Mali is one of the ten poorest countries in the whole world.  Thirty-six million people die each year in Mali because they do not have enough food to eat.  This is not just a problem in Mali or in Africa for that matter.  Severe hunger affects 850 million people around the world.  The problem in Mali is not that the people do not have enough food available to them but they are so poor that they can not even afford to grow or buy the needed amounts of food.  As a usual daily struggle for the women in Mali, they have to provide their families with adequate food supply.  Malian organizations are working on pulling women, children, and all people out of poverty and provide long term food security. 
           

Agriculture plays a very important role in the living standards and conditions; along with what and how often Malian people eat.  The climate also affects the circumstances.  Heavy droughts have had a heavy input on Mali's livestock and agriculture progress.  Clean water is also very insufficient which threatens the conditions of malaria and other serious diseases.  Clean water access could improve farming, health conditions, child care and activities.

Poverty is Mali is widespread.  Sixty-four percent of people live below the poverty line.  Seventy percent are illiterate (which is the highest rate in Africa) and many children under the age of three, about twenty five percent, suffer from malnutrition.
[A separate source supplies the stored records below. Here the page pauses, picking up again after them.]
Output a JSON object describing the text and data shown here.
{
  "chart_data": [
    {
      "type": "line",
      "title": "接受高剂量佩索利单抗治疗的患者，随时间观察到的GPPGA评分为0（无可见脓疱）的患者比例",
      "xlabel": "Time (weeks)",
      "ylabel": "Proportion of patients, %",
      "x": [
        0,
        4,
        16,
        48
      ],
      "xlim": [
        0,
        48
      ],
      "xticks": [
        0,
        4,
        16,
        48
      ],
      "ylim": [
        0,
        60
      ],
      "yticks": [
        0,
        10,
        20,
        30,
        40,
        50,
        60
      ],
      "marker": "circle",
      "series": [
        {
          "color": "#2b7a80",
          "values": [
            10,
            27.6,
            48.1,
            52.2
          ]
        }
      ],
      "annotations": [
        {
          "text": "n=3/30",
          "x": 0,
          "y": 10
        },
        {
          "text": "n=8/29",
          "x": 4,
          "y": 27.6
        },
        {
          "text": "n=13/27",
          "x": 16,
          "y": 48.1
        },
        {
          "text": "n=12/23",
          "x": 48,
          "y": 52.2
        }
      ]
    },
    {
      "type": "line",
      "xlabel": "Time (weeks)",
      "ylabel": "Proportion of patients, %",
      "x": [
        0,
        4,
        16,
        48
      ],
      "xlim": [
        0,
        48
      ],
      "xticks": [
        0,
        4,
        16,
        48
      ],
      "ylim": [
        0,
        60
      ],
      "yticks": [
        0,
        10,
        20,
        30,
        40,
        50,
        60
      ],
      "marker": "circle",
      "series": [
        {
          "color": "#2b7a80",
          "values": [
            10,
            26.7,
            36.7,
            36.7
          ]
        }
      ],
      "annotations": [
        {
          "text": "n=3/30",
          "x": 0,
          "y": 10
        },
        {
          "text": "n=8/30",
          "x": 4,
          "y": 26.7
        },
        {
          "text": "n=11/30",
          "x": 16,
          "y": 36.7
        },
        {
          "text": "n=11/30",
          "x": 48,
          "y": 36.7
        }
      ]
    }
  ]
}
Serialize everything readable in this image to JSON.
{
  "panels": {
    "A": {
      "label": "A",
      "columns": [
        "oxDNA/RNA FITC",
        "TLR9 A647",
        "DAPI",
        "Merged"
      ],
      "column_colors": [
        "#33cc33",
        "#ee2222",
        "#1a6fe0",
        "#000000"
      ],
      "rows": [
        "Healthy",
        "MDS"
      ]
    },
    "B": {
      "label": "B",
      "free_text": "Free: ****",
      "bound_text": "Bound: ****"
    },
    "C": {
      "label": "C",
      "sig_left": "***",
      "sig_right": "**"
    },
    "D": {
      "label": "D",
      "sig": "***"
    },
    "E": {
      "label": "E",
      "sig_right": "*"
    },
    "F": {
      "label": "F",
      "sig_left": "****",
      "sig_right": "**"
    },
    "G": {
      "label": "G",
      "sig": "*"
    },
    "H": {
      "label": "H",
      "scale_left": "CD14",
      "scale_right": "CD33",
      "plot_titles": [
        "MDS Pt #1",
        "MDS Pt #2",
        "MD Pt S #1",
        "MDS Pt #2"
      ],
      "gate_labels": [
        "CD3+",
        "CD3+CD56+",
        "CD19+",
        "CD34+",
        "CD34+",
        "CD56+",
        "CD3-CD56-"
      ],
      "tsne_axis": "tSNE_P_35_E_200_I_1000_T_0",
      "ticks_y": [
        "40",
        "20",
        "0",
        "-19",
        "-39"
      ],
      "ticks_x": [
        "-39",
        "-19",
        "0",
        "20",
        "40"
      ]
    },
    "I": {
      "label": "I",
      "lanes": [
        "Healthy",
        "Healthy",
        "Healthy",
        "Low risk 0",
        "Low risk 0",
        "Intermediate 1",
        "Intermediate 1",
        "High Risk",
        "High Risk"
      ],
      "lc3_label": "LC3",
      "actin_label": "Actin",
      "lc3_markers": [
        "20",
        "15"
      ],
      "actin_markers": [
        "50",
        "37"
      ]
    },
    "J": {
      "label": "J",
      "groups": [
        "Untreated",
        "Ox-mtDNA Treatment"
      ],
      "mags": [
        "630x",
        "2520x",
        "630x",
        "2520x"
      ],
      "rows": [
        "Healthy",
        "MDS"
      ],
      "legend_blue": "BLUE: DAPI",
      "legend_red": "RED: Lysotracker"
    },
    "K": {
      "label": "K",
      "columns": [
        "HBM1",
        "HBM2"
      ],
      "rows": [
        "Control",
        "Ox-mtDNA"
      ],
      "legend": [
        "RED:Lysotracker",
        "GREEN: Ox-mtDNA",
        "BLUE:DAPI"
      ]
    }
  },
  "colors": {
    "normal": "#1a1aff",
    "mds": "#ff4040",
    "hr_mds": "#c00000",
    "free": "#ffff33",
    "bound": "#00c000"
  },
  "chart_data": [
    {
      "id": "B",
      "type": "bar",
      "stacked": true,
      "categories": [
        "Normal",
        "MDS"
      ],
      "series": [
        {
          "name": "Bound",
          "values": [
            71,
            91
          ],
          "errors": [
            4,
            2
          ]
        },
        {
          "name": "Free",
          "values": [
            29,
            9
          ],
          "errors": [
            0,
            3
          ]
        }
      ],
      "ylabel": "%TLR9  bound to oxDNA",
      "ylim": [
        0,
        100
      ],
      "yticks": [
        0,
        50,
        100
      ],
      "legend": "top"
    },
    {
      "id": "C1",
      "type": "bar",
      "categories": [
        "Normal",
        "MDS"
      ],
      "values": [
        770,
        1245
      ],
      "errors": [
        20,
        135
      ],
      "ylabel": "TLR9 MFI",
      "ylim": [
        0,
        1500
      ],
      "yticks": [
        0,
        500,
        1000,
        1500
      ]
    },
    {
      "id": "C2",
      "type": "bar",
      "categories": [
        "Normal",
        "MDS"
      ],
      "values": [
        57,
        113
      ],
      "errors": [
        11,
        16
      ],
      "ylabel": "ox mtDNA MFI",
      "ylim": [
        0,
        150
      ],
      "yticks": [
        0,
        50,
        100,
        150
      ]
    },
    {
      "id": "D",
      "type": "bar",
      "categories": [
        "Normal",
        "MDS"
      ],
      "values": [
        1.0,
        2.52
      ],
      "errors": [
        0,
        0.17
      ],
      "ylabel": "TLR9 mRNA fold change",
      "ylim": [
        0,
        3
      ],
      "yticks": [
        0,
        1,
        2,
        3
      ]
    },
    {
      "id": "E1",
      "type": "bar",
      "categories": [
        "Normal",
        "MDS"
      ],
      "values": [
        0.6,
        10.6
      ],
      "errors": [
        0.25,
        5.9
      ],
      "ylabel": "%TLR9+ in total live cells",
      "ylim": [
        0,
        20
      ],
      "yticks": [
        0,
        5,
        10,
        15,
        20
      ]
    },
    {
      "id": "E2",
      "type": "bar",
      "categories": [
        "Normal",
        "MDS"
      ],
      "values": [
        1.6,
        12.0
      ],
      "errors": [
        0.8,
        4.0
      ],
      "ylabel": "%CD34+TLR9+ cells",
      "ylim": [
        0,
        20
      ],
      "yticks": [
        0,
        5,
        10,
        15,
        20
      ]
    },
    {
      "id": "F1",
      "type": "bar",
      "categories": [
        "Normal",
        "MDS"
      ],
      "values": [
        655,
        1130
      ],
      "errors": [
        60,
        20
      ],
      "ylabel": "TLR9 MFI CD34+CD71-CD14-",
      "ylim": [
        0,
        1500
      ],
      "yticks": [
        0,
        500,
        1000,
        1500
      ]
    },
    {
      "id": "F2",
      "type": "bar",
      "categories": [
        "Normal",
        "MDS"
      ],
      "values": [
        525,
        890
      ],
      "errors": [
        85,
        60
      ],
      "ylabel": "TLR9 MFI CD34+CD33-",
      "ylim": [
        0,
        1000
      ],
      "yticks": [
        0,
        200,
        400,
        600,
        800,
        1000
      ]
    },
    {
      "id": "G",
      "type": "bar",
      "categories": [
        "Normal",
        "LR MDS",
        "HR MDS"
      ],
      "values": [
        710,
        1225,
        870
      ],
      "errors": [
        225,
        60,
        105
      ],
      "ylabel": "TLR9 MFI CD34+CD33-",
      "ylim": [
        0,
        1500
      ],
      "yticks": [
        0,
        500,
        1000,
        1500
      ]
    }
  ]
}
Mali’s health display is one of the worst in the world.  “…Only 36% of the population are within 5km of a health service, and only 8% have access to modern sanitary facilities…” (Mali Fact File).  Many different and separate cases of poverty have been found and one main cause of poverty in rural area is natural disasters.  With a frail ecosystem, little or no infrastructure, low education levels, and a heavy dependence on outside assistance.
                 HIV/AIDS is relatively low compared to the rest of the African continent; however most infected areas are in the urban cities but has been spreading to rural districts along side of migration, as well as the disease being brought in by outside adjacent countries.  

As population growth continues to rise, Mali’s poverty problem also remains.